Catherine Citta (B.S.Ed. ’14, Ph.D. ’24), a doctoral student in the department of communication sciences and special education, was recently selected as a 2023 Public Policy Fellow by the Joseph P. Kennedy Foundation (JPKF).

Headshot of Catherine Citta.

Founded in 1946, the foundation invests in research, federal policy and programs, such as the Special Olympics, to raise awareness and benefit those with intellectual and development disabilities (IDD).

Each year, one public policy fellow is selected by the foundation after a rigorous application and interview process and is given the opportunity to work alongside federal lawmakers on public policy benefiting the IDD community.

“The opportunities to engage in research and leadership in the state of Georgia and nationally throughout my doctoral program ignited a passion in me to pursue policy with a focus on disability,” said Citta. “I am excited to head to Washington, DC, and to bring the experiences of myself and others to the federal policy making process.”

As a JPKF Fellow, Citta will support the U.S. Senate Health, Education, Labor and Pensions Committee with a focus on disability policy.

Currently, Citta is a member of the U.S. Department of Education’s Office of Special Education Programs and the Early Childhood Intervention Doctoral Consortium, which brings together scholars from leading institutions across the nation to focus on research, policy, leadership and the education of young children with high-intensity support needs.

As a doctoral student, her research efforts focus on the implementation of the Individuals with Disabilities Education Act; collaboration highlighting family participation across agencies and sectors at the state and local levels; and systems thinking for early childhood special education research, policy and practice.

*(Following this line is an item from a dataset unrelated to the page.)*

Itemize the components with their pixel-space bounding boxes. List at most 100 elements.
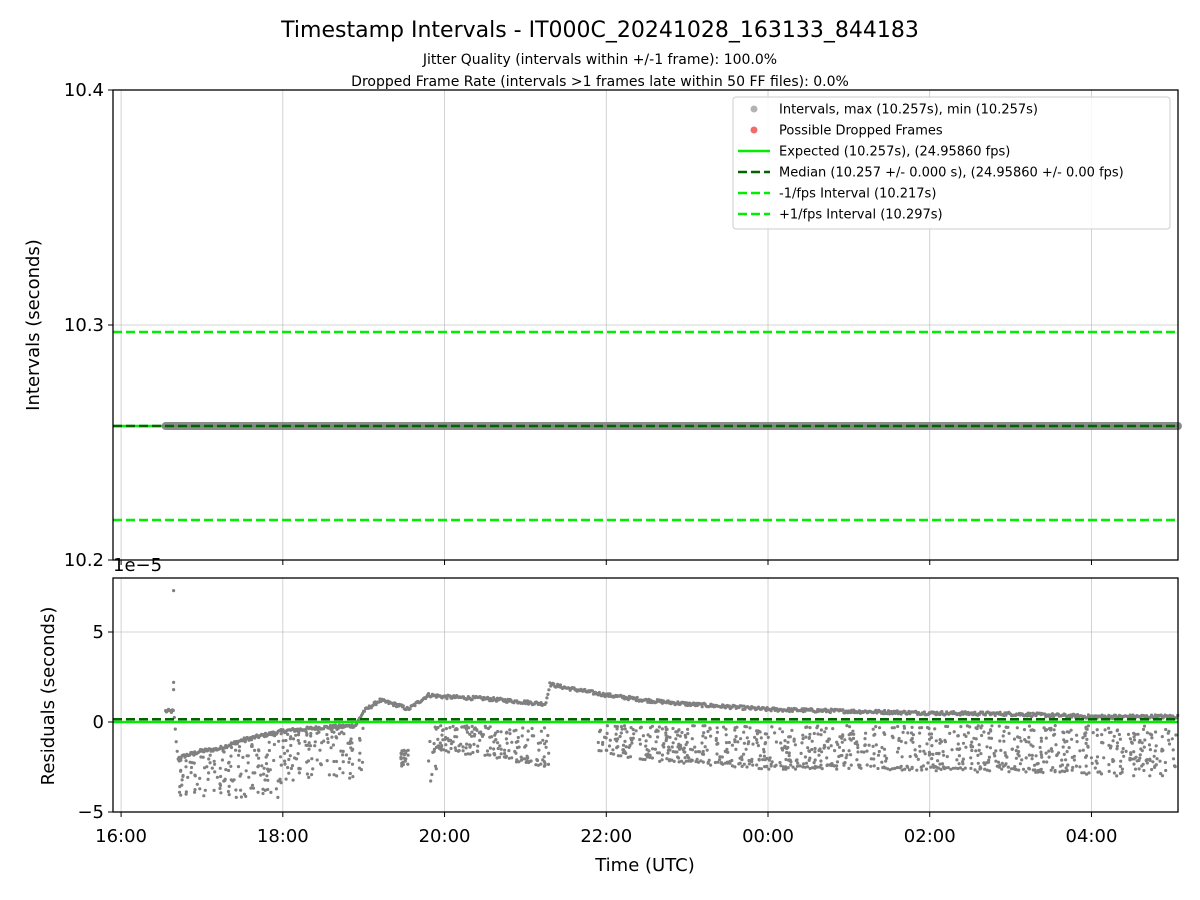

Citta—who is an individual with disabilities herself with years of experience teaching in early childhood education—is committed to the Disability Rights Movement and aims to highlight the voices of caregivers, educators, providers, families and individuals.

“Going through the application and interview process with the foundation and being supported by leaders in the field of IDD will be something I am forever grateful for,” said Citta. “I am looking forward to this year in the fellowship!”